Entre Monts et Mots : une communauté d’apprentissage d’enseignantes-auteures pour la mise en place de cercles d’auteurs en classe

Des membres de deux écoles primaires de la Commission scolaire des Hautes-Rivières préoccupés par l’enseignement et l’apprentissage de l’écrit, ont initié en partenariat avec deux chercheuses de l’Université du Québec à Montréal (UQAM), Ophélie Tremblay et Élaine Turgeon, un projet de recherche-action portant sur l’expérimentation d’une nouvelle approche, à savoir l’utilisation des cercles d’auteurs comme démarche d’enseignement de l’écriture.

« Avec ce projet-là, on voulait répondre à un besoin des enseignants, qui se questionnaient sur l’enseignement de l’écrit et qui voyaient que leur approche était insatisfaisante en matière de processus chez les élèves. » – Brigitte Gagnon, conseillère pédagogique.

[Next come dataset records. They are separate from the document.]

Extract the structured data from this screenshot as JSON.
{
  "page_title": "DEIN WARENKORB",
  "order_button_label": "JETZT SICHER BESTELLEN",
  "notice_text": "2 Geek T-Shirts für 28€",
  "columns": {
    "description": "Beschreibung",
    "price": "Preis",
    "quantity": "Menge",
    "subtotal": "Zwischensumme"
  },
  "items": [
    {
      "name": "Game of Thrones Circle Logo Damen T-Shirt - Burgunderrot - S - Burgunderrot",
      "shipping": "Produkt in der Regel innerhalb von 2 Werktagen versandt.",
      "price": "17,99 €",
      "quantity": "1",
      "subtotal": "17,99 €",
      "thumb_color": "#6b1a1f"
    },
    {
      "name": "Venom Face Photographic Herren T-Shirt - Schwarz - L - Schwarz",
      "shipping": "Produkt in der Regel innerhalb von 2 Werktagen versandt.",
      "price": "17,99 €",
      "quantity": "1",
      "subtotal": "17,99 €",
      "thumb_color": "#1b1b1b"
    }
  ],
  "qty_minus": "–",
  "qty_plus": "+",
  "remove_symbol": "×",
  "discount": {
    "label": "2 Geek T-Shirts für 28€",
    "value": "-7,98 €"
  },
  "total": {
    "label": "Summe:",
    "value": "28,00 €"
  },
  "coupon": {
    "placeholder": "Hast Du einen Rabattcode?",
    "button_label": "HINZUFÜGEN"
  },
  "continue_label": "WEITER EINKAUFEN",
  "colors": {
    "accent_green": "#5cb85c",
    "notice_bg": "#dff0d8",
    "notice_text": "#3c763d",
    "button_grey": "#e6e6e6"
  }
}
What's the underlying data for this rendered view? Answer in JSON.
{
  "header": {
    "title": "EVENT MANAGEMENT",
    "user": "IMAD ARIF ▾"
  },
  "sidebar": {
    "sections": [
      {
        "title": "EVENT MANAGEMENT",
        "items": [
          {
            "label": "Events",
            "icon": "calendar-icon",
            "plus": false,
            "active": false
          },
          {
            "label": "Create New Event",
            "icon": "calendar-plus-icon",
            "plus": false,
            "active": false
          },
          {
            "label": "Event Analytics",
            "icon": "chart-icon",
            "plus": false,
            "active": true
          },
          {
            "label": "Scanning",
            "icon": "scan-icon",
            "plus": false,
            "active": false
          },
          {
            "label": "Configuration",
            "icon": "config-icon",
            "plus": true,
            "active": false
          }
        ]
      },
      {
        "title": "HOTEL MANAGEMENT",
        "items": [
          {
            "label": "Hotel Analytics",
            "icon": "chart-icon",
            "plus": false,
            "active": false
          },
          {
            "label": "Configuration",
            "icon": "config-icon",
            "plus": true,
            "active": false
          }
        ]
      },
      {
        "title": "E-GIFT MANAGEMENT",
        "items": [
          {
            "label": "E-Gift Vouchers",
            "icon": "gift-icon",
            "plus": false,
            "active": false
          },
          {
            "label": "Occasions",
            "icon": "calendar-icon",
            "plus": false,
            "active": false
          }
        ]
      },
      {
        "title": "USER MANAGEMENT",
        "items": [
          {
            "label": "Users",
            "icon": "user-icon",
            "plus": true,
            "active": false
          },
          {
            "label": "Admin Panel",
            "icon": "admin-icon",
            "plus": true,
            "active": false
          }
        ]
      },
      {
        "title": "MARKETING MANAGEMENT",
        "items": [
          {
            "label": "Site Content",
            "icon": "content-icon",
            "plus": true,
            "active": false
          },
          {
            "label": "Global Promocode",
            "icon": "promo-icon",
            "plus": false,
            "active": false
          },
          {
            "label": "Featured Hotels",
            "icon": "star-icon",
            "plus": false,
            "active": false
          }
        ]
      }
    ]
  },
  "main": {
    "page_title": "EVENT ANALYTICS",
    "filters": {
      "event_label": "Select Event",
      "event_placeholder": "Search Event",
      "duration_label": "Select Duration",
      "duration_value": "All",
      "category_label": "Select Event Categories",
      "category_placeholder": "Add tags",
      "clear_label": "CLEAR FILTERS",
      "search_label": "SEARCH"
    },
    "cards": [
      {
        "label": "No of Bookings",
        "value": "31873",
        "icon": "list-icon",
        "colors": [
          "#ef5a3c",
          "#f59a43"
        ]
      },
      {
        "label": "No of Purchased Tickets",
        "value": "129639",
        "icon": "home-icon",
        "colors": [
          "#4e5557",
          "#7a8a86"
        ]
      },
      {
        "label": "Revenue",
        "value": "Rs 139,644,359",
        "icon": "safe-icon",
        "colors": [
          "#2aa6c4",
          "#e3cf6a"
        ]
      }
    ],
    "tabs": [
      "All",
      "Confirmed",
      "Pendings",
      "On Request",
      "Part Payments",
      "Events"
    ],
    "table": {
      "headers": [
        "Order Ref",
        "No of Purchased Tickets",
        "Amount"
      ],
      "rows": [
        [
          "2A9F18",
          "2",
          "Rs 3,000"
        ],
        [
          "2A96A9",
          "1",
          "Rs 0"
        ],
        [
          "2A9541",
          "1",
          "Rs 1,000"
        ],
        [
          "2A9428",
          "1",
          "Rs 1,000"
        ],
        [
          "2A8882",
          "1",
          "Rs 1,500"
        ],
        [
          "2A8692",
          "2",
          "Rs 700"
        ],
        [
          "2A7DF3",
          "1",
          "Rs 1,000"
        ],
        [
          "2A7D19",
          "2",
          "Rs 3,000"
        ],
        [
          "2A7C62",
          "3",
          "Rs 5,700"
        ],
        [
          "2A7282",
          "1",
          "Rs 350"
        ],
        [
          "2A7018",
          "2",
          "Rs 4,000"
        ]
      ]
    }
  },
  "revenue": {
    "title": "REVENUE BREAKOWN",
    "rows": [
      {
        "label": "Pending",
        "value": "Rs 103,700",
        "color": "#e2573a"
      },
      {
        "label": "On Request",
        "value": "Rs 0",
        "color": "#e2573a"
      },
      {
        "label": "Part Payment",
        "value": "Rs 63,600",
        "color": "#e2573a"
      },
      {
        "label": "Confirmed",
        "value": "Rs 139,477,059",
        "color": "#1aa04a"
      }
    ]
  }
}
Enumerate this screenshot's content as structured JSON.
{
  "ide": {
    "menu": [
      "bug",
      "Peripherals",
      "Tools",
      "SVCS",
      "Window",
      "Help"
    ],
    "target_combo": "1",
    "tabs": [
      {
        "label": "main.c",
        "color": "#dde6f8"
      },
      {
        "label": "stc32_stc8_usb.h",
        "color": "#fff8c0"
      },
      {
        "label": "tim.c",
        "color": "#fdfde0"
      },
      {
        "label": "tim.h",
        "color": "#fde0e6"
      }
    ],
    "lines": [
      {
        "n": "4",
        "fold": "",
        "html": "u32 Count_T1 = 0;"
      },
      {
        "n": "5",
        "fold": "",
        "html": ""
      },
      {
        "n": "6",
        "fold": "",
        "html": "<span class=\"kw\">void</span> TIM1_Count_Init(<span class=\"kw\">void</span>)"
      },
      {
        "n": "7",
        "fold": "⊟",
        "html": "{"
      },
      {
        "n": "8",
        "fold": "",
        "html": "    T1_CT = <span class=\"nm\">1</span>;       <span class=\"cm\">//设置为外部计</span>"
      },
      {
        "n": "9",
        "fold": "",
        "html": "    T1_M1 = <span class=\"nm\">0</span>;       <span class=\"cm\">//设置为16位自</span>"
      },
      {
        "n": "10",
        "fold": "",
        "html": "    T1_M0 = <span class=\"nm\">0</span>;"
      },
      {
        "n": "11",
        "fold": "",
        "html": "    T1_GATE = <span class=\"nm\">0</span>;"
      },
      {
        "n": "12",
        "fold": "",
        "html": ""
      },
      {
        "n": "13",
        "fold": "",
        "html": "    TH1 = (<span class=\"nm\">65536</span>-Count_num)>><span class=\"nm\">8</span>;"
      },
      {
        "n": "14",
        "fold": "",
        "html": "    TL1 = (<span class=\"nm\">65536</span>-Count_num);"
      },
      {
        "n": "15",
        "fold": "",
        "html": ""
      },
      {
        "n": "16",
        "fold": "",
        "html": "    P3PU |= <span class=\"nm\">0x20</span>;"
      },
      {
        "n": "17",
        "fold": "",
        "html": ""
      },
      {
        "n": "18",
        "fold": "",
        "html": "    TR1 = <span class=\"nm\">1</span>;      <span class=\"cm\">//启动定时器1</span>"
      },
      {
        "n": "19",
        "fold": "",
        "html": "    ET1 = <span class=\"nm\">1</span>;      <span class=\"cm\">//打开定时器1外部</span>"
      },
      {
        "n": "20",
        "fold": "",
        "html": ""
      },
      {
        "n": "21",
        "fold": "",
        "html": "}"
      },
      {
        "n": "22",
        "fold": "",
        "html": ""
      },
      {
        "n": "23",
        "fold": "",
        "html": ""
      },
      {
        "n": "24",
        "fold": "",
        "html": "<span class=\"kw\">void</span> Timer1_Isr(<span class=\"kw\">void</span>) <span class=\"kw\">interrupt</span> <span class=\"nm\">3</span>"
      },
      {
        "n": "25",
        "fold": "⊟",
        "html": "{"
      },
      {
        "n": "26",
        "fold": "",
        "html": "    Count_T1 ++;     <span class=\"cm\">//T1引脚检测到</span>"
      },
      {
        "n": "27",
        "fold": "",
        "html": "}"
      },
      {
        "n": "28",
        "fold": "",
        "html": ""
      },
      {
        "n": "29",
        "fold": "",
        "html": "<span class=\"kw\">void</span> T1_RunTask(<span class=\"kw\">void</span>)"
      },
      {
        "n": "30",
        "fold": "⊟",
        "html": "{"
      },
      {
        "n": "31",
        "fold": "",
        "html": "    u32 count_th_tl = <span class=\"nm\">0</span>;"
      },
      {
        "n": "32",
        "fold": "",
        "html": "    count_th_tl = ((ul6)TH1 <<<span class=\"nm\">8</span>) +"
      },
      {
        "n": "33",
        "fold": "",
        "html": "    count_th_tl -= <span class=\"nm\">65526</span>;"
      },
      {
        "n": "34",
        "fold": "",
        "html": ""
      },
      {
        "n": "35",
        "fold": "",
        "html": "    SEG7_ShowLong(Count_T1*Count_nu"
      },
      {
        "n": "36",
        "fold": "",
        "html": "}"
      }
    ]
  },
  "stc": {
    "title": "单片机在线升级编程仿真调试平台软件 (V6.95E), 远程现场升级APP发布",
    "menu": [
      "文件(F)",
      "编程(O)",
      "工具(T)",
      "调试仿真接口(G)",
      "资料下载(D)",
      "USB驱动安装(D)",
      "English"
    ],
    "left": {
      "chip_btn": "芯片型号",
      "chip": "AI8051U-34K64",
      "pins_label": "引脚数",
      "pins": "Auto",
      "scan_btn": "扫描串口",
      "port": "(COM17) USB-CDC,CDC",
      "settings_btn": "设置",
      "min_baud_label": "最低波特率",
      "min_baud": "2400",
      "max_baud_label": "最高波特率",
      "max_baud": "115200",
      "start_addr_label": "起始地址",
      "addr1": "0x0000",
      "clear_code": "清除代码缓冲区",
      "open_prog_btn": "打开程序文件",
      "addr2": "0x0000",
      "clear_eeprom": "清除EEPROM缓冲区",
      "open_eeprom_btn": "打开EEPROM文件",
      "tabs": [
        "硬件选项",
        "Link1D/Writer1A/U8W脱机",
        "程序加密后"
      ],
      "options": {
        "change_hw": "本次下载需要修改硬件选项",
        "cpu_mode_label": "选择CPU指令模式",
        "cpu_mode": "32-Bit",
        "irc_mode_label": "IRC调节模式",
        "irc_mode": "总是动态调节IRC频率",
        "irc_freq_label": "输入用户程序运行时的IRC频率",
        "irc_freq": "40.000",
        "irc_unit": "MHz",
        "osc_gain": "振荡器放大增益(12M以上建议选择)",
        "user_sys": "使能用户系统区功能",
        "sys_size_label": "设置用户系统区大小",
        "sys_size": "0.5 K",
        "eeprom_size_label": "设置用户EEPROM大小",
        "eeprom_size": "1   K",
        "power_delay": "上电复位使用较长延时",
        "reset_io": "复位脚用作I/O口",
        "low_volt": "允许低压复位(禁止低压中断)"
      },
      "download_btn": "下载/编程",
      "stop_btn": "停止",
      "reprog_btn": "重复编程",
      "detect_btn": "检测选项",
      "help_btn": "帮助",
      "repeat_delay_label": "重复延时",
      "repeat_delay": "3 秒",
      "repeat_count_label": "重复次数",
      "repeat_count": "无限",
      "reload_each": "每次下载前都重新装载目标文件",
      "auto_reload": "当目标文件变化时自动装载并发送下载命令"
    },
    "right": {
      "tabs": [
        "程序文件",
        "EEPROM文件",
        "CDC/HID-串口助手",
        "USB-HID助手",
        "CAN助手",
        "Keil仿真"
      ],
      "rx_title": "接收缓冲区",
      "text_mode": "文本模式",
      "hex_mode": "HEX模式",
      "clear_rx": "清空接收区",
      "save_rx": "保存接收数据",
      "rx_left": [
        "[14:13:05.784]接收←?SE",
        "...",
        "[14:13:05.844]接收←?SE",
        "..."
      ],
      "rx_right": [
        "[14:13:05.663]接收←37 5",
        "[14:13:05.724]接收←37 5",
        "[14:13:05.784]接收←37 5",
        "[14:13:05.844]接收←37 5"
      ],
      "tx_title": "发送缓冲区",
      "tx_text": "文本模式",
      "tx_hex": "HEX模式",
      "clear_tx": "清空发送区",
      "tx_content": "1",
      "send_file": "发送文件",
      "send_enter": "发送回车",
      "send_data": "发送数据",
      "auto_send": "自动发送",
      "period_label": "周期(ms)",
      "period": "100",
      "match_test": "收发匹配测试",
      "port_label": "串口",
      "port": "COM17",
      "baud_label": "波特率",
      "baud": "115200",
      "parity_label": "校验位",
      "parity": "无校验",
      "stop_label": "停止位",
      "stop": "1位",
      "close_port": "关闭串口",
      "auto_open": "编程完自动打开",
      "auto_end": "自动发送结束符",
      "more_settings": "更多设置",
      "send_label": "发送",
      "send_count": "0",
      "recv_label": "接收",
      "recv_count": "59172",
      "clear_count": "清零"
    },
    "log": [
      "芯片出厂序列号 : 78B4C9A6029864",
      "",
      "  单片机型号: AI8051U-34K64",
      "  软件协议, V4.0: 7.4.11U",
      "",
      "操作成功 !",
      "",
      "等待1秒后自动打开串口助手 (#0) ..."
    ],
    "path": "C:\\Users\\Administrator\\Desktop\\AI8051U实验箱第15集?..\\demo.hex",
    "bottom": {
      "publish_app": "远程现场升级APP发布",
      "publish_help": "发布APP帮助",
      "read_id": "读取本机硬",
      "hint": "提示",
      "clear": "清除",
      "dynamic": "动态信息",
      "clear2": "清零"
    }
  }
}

« C’est sûr qu’au départ, c’était quand même une problématique qui était préoccupante pour les enseignantes. Ça faisait longtemps que l’on savait que nos élèves, au niveau de l’écriture, ne faisaient presque pas de révision et qu’il n’y’avait presque pas de différence entre la copie brouillon et la copie mise au propre. On savait aussi qu’au fond, on n’enseignait pas « trop » l’écriture. Ça servait surtout à des fins d’évaluations. Notre problématique au départ était fondée. » – Ruth Phaneuf, directrice de l’établissement.

Le projet, réalisé sur trois ans, comportait trois objectifs chacun assigné à une année du projet. Tout au long des trois années qu’a duré le projet, différents acteurs y ont été impliqués, selon des rôles définis. L’équipe d’encadrement, composée de la direction, de deux chercheuses de l’UQAM, de deux conseillers pédagogiques ainsi que de deux orthopédagogues, a, au départ, pensé le projet en fonction des besoins exprimés par les enseignantes et des données fournies par la littérature scientifique au sujet de l’enseignement de l’écriture. Lors des autres étapes du projet, l’équipe a soutenu les enseignantes volontaires dans leur communauté d’apprentissage, dans l’ajustement de leurs pratiques ainsi que dans l’intégration des cercles d’auteurs dans leur classe.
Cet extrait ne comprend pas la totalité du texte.